У писателя нельзя описывать как раз именно письменный стол и машинку, а также, кажется, книги. Нельзя было описывать кровать, стол обеденный, стулья: это полагалось писателю не как писателю, а как человеку…
В сентябре 1938 года в квартире Бабеля стояли: письменный стол, пишущая машинка, кровать, стол обеденный, стулья и, кажется, книги. Жулик знал действующее законодательство. Примерно в этих словах сформулировал положение судебный исполнитель».
Этот рассказ, полный лукавства и иронии, несмотря на трагический контекст эпохи, Слуцкий записал. Горький юмор.
А этот его прозаический отрывок под названием «Вещмешок». Он начинается фразой: «На следующую войну я буду собираться умнее».
В жизни Борис не изменял этой манере самоиронии тоже. Признак целомудрия и таланта одновременно.
Письма, как уже сказано, писал по обыкновению в том же стиле.
И любил заканчивать «комплиментами» близким людям.
Когда я познакомился с Борисом Слуцким полвека назад, он уже был легендой Литинститута и Константин Левин читал мне наизусть стихи Слуцкого про то, что таких, как он, «хозяева не любят». Сейчас не верится, но Слуцкий первый позвонил мне. И мы встретились. Борис, как известно, много читал, а я тогда много писал. Мы подружились как-то легко и навсегда.
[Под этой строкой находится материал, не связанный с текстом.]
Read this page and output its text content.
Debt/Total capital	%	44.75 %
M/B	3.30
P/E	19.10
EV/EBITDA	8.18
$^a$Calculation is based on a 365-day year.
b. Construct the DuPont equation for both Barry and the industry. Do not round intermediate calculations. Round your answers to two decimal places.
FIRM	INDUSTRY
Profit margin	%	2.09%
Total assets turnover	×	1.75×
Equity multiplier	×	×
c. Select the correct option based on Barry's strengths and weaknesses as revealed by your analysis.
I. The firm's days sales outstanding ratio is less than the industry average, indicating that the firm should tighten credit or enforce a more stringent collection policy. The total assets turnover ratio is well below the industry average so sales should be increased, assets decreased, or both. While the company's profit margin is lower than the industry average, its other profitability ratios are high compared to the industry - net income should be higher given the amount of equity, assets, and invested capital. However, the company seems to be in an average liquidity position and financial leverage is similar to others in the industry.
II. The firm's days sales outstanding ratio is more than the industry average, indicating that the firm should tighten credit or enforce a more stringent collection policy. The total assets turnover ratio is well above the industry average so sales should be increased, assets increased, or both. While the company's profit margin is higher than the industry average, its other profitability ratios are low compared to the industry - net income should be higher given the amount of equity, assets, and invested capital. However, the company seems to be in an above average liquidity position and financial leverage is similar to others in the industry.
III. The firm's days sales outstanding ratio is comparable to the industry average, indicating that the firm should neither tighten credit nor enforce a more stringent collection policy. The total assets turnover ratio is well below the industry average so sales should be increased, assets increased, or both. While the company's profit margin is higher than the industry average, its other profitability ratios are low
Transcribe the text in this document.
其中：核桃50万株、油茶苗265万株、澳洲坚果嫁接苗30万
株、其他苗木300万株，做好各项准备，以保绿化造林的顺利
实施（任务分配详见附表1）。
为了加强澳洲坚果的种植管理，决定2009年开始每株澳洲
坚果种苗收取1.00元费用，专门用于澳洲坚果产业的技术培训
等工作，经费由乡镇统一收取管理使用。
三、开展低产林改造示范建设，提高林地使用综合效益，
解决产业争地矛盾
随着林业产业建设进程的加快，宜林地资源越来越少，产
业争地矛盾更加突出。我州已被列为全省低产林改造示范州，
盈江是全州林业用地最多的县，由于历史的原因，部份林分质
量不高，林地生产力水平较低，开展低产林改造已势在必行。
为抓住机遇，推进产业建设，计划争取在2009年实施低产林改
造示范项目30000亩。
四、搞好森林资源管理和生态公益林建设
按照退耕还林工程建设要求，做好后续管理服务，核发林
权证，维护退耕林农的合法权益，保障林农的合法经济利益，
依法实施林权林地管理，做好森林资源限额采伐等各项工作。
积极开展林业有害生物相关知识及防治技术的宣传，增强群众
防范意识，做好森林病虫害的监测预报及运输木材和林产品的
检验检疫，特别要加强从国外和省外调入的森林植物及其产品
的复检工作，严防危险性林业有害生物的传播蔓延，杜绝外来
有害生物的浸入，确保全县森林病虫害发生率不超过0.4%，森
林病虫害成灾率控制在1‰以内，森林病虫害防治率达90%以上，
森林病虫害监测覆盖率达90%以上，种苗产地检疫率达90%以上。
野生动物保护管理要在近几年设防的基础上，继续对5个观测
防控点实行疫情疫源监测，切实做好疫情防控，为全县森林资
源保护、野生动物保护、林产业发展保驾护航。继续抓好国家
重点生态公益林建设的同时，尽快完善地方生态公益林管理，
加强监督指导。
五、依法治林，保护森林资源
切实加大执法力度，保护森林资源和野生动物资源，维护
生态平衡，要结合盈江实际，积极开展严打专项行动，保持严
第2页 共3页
Свой чемоданчик, чудом сохранившийся с фронта, он раскрыл не сразу. Там хранились стихи и проза, которую он доверил еще позже. В начале 1957 года Борис торжественно вручил мне толстую папку стихов: «Донесете?» Он сказал, что позвонил в «Советский писатель» и попросил, чтоб я составил и редактировал первую его книгу. Там согласились. Речь шла о сборнике избранного листов в десять.
Каково же было удивление Бориса, когда я, придя к нему — тогда он снимал комнату где-то в районе Неглинной, — предложил свой состав всего из… 39 стихотворений. В книге «Память», которая была подписана в печать — какая символика! — 22 июня, значится 40.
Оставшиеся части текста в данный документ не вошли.